We all have that messy colleague who literally doesn’t have a spare inch on their desk (unless you count that bit that’s covered in unidentified sticky brown stuff). For this co-worker, no gift is more appreciated than the under-table water bottle hanger. A quirky space-saving solution that will keep their precious H2O safe from the chaos above!
Be that guy. Use these time-tested techniques to appear smarter in meetings - without even trying! Topics include “how to nod and pace” and “what to do with your face.” This fabulously snarky book is sure to appeal to those who are familiar with the corporate drudgery of relentless, inane meetings.
There isn’t an employee (or human) out there who couldn’t make use of this big red button! It’ll come in handy when the boss promises them that pay review for the hundredth time, or when Katie from finance claims her boyfriend’s band is the next Pink Floyd. Just make sure they wait until the BS-er is out of sight!
For the gelatinous co-worker who just seems to be drifting along in his own little bubble, but who freaks out when Jenny from accounts accidentally brushes his arm on her way past, make him feel less alone with these mesmerizing friends in a jar!
This horse is an Internet sensation… because you can’t look at this and not laugh. If anyone in your office is into birds, squirrels, or laughing, this is the gift for them. Just look at it. Plus, it’ll keep the critters from hogging the bird feeder. Neigh!
Name one coworker who wouldn’t love this (except Phil, he had a bad fish experience and doesn’t want to talk about it). Literal living art and – bonus – zero maintenance required. This self-contained aquatic ecosystem dumps the downsides to bring only the positives of an aquarium to the table.

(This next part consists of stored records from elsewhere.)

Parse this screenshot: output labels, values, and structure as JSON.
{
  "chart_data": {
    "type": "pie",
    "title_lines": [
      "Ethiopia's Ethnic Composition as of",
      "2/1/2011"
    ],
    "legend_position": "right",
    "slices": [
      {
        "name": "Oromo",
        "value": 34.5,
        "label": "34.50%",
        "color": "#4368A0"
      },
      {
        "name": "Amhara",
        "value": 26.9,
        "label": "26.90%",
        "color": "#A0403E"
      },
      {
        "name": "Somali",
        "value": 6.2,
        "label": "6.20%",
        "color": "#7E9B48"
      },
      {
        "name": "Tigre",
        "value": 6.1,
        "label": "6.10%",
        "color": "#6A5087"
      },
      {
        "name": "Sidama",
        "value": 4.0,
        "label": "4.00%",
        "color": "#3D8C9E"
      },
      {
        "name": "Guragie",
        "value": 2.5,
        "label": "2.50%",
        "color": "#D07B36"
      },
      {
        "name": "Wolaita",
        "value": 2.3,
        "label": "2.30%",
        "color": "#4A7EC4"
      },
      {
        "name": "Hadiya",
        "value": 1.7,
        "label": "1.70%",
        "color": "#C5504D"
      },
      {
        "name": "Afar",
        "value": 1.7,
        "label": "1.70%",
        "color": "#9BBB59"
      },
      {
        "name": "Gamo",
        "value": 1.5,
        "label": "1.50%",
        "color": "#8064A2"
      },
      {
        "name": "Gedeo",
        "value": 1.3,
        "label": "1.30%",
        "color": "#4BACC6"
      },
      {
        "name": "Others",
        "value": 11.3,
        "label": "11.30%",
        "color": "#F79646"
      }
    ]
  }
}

Sometimes it seems there is not enough caffeine in the entire world to get through the rest of the day. Now you can let your coworker test that hypothesis with the world’s largest coffee cup. Perfect for those who have left moderation far behind. Defibrillator not included.
Oh no, you didn’t. You bet your voodoo doll we did! It’s time to release those pent-up thoughts and feelings of frustration that are clogging your mind so you can achieve clarity at work. Not only is it healthy to project your angst onto an inanimate object, but it’s extremely entertaining! Let go of what’s bogging you down and play a little. Dabble in the dark side and clear the air at work. You might be surprised at the results!